Maintenant qu'il le dit, je sens effectivement des picotements, j'ai dû m'érafler en tombant. Rapidement- peut-être trop au passage- je me redresse. Un gout de bile envahit aussitôt ma bouche et je ferme mes paupières le temps de reprendre mes esprits.
Quand je les rouvre, il est toujours là et il agite un tissu blanc devant mon nez. Bien que contre mon gré, j'attrape le mouchoir qu'il me tend et j'éponge délicatement mon front.

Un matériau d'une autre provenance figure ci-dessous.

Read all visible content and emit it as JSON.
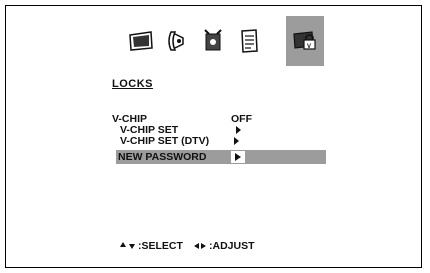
{
  "menu": {
    "title": "LOCKS",
    "items": [
      {
        "label": "V-CHIP",
        "value": "OFF"
      },
      {
        "label": "V-CHIP SET",
        "value": ""
      },
      {
        "label": "V-CHIP SET (DTV)",
        "value": ""
      },
      {
        "label": "NEW PASSWORD",
        "value": ""
      }
    ],
    "selected_index": 3
  },
  "tabs": [
    {
      "icon": "picture-icon",
      "active": false
    },
    {
      "icon": "audio-icon",
      "active": false
    },
    {
      "icon": "setup-icon",
      "active": false
    },
    {
      "icon": "features-icon",
      "active": false
    },
    {
      "icon": "locks-icon",
      "active": true
    }
  ],
  "footer": {
    "select_label": ":SELECT",
    "adjust_label": ":ADJUST"
  },
  "colors": {
    "highlight": "#9c9c9c",
    "text": "#111111",
    "background": "#ffffff"
  }
}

Je ressens quelques légères piques, mais ça semble superficiel.
Le regard de Julien ne me quitte pas un seul instant. Il pèse sur mes épaules.
- C'est bon, merci, dis-je un peu sèchement.
Il hoche la tête de haut en bas mais ne bouge pas pour autant. Ses sourcils sont froncés d'inquiétude et je tente un petit sourire pour le rassurer.
- Ne t'inquiète pas, tout va bien, c'est réglé.
- Je n'en suis pas si sûr... débute-t-il.
- Moi si.
Pour prouver mes paroles, je me lève d'un bond, j'ignore superbement mes jambes tremblantes et je me dirige vers la foule. Mon sang bat encore fort dans mon crane, mes oreilles émettent toujours un petit sifflement, mais ce n'est pas comparable à la douleur que je viens de subir. Ce genre de crise qui me vrille le cerveau.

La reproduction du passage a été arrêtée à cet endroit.